Whatever the precise date in ancient times, however, Imbolc is above all else a Goddess festival. Because of this, it has long been associated with Saint Brighid’s Day, the 2nd of February, in Christianised cultures. Brighid or Bridget is the Celtic Triple-Goddess Bride, whose name gives us the term 'bride', a young woman at the point of marriage, when her fertility will be realised.

Bride, in turn, is the direct descendent of one of the earliest recorded forms of the Goddess we know of, Inanna, the great Sumerian Goddess of Love, Fertility and War. The roots of this festival go back deep in time, to long before even the Sumerians wrote down their myths and fables.

[caption id="attachment_1313" align="alignleft" width="223"]brighid-cross Brighid's Cross[/caption]

All over the Celtic world, this date is celebrated. Dolls in the form of the Goddess are made from rushes, straw or reeds and called bridéog or ‘Biddy Dolls’. In the Hebrides of Scotland, these are decorated with a shell to represent the ‘Star of Brighid’. Ever since Inanna, the Goddess has been associated with Venus, which is prominent in the evening and morning skies at this time. Brighid’s Crosses, four pointed stars made of rushes, were hung over doors and windows to welcome the Goddess, who would pass from house to house to bless the people and bring them good fortune for the year.

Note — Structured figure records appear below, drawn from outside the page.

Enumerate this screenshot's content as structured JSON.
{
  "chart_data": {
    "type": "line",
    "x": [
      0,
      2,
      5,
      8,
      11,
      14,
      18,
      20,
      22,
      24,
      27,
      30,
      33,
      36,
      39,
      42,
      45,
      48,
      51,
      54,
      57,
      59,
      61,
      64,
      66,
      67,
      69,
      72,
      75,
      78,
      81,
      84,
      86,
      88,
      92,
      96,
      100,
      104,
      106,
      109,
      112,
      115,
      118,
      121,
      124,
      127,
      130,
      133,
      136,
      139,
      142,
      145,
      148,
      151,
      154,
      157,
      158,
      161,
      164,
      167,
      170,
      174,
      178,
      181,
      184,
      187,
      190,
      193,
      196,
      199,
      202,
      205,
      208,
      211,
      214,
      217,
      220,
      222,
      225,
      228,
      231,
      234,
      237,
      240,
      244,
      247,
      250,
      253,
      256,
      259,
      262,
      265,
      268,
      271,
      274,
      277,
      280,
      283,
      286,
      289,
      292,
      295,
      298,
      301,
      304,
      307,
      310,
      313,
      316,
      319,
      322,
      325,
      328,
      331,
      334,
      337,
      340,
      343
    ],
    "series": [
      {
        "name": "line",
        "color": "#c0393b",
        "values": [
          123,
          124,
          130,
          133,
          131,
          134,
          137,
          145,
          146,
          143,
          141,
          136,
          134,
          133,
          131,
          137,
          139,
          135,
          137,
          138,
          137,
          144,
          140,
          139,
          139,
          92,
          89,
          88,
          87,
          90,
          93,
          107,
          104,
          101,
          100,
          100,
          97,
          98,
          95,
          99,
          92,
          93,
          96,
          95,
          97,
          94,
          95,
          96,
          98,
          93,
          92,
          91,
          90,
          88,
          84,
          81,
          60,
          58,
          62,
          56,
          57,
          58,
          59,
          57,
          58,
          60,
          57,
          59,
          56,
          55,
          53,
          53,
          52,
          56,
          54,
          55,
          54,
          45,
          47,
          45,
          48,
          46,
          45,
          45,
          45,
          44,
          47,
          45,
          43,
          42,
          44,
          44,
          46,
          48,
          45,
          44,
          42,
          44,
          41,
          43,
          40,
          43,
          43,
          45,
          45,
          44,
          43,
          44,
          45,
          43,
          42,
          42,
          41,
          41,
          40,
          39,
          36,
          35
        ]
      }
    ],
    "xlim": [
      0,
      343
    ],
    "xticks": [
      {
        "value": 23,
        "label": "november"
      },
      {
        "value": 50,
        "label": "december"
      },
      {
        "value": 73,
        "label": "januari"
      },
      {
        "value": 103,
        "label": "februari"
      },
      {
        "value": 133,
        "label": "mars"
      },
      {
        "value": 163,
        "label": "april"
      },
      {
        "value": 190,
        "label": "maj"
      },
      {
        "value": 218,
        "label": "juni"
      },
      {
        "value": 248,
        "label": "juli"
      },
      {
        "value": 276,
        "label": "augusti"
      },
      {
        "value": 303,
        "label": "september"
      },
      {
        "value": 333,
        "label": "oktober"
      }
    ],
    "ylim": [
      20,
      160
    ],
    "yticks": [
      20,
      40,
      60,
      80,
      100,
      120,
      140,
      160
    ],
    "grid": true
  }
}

This is part of a much greater myth-cycle, in which the Earth, personified as the Goddess, having passed into the darkness or the Underworld to rescue her groom from death’s clutches, rises again with him, in glory, to be wed, to be fertile, to bring forth life, to grow old and to pass once again into darkness at the next Samhain. This is a cyclical understanding of life that goes deep, deep into our past and is quintessentially linked to the development of agriculture, and the seasonal rhythms of agricultural life. This cycle is the basis of all Western and many other world cultures. It is profoundly matriarchal, and indeed feminist in essence, even though, for thousands of years, the patriarchy has been suppressing it.

All women are the Goddess, and the Goddess is all women. Imbolc is their day; it is a celebration of motherhood and the regeneration of life from death. So I wish you all Happy Imbolc and hope that you reflect on what it actually means: that we are all tied to the Goddess, who is the Earth, our mother, of which we are made, and to which we shall return, in the never-ending cycle of death and rebirth.

For me, however, Imbolc has another meaning on top of this, for it is on the 8th of February that my own personal Goddess was born, my daughter Charis, and that will be the day I celebrate it. I think maybe the Goddess doesn’t have too much time for man-made calendars.